Des bouleversements à suivre
Arrivée à Montréal au début des années soixante, soeur Turcot a suivi avec intérêt les bouleversements de la Révolution tranquille par l'entremise du Devoir. Sa congrégation, Notre-Dame-du-Bon-Conseil, était d'ailleurs déjà abonnée depuis 1923 au quotidien, un legs de la fondatrice Marie Gérin-Lajoie, une passionnée de politique. «On nous raconte qu'assez souvent, quand elle donnait une instruction aux novices le matin, elle arrivait avec Le Devoir et commentait l'actualité», confie Gisèle Turcot.
Au fil des ans, soeur Turcot a été tour à tour supérieure générale des Soeurs de Notre-Dame-du-Bon-Conseil, fondatrice de l'organisme Femmes et ministères et du Réseau oecuménique des femmes, ainsi que titulaire de la revue Relations.
Aujourd'hui retirée du monde du travail, l'adepte de Scrabble se définit néanmoins comme une «bénévole à temps plein». Engagée pour la paix au sein de l'organisme Pax Christi, un mouvement de prière né en Europe à la fin de la Seconde Guerre mondiale et qui intervient dans les situations de conflit, Gisèle Turcot fait aussi de l'accompagnement en spiritualité ignacienne. «Chaque congrégation développe une spiritualité, une façon particulière de prier, de réfléchir, de voir le monde. C'est ce qui nous guide dans les choix qu'on fait.»
Un Devoir de communauté
Dans la maison où Gisèle Turcot vit avec quatre autres religieuses de sa congrégation, Le Devoir continue d'être la principale source d'information. L'attachement au journal se devine d'ailleurs dans le petit salon de lecture: on y voit bien roulé l'Agenda de la semaine, une petite pile des éditions précédentes du Devoir attend sur un bureau la séance de «découpage» — pour la revue de presse de soeur Thérèse —, tandis que sur une table basse est posé le journal du jour, que se partagent les cinq dames.
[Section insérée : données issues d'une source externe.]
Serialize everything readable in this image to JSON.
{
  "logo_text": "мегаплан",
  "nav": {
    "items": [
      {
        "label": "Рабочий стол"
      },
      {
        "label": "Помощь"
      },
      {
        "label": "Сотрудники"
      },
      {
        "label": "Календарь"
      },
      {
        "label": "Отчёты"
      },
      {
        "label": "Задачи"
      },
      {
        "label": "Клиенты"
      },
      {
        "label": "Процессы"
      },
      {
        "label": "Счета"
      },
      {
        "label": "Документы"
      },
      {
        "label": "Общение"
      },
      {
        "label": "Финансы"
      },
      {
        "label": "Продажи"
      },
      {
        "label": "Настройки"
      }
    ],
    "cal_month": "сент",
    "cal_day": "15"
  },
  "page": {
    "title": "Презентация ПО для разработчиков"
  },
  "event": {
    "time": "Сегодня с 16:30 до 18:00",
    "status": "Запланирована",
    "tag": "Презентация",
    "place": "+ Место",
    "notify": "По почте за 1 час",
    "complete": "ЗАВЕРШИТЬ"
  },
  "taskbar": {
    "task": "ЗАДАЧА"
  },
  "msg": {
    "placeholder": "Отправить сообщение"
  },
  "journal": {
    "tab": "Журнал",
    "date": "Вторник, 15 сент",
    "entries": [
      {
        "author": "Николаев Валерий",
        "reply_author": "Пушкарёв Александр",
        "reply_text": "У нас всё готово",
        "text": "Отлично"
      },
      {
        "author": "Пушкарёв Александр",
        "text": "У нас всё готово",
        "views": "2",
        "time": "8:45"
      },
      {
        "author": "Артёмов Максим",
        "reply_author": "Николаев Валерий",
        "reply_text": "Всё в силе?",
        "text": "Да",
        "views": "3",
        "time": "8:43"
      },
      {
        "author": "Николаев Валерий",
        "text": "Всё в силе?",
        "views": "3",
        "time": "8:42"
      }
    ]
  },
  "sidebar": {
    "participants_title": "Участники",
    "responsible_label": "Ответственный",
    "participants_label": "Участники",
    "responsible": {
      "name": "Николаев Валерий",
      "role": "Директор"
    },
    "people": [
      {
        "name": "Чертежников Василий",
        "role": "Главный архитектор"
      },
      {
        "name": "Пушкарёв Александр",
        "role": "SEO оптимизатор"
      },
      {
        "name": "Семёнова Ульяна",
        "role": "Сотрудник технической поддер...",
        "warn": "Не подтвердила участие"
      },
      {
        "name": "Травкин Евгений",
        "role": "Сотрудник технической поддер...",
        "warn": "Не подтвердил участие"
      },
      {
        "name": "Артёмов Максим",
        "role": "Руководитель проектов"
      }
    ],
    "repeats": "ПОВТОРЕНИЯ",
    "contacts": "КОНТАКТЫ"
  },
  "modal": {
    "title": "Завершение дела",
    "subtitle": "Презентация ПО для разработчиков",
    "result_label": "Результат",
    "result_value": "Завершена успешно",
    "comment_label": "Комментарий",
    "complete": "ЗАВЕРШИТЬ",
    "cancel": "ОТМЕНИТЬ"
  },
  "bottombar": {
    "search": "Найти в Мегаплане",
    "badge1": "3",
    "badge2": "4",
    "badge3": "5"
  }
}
Car Le Devoir est ici un «outil de lecture quotidien»... et communautaire. Pendant que l'une parcourt les actualités, l'autre s'empare du cahier B pour faire un brin de lecture dans le métro. Quant au cahier Livres du samedi, il est «traversé d'un bout à l'autre» par la plupart des religieuses, qui se signalent au passage les incontournables. «C'est un plus dans notre communication. Ça nous fait une base commune pour analyser une situation, raconte Gisèle Turcot, aussitôt appuyée par ses consoeurs. À tous les repas, on se parle de ce qu'il y a dans les journaux. Ça alimente constamment les conversations.»
Sensible à tous les articles traitant de guerre et d'armement, parcourant autant les dossiers d'éducation que les chroniques religieuses de Jean-Claude Leclerc, soeur Turcot apprécie du Devoir ses idées claires. L'«appel à tous» de Josée Boileau critiquant le traitement de l'information sous le gouvernement Harper, en juin dernier, l'a d'ailleurs marquée. «C'est très important qu'on entende cette voix-là dans Le Devoir et qu'on fasse notre part, après, comme citoyens.»
Celle qui s'informe aussi sur Internet et ne manque jamais le bulletin de 23h à TV5 — «pour compléter, savoir où sont les points chauds» — qualifie Le Devoir de «référence» et apprécie la diversité des opinions. «On a besoin, dans un milieu comme le Québec, d'une pensée critique et de l'espace que fait Le Devoir aux idées, aux lecteurs, estime soeur Turcot. Mais en même temps, il y a une ligne éditoriale, et ça, c'est précieux. On sait où on loge quand on lit Le Devoir.»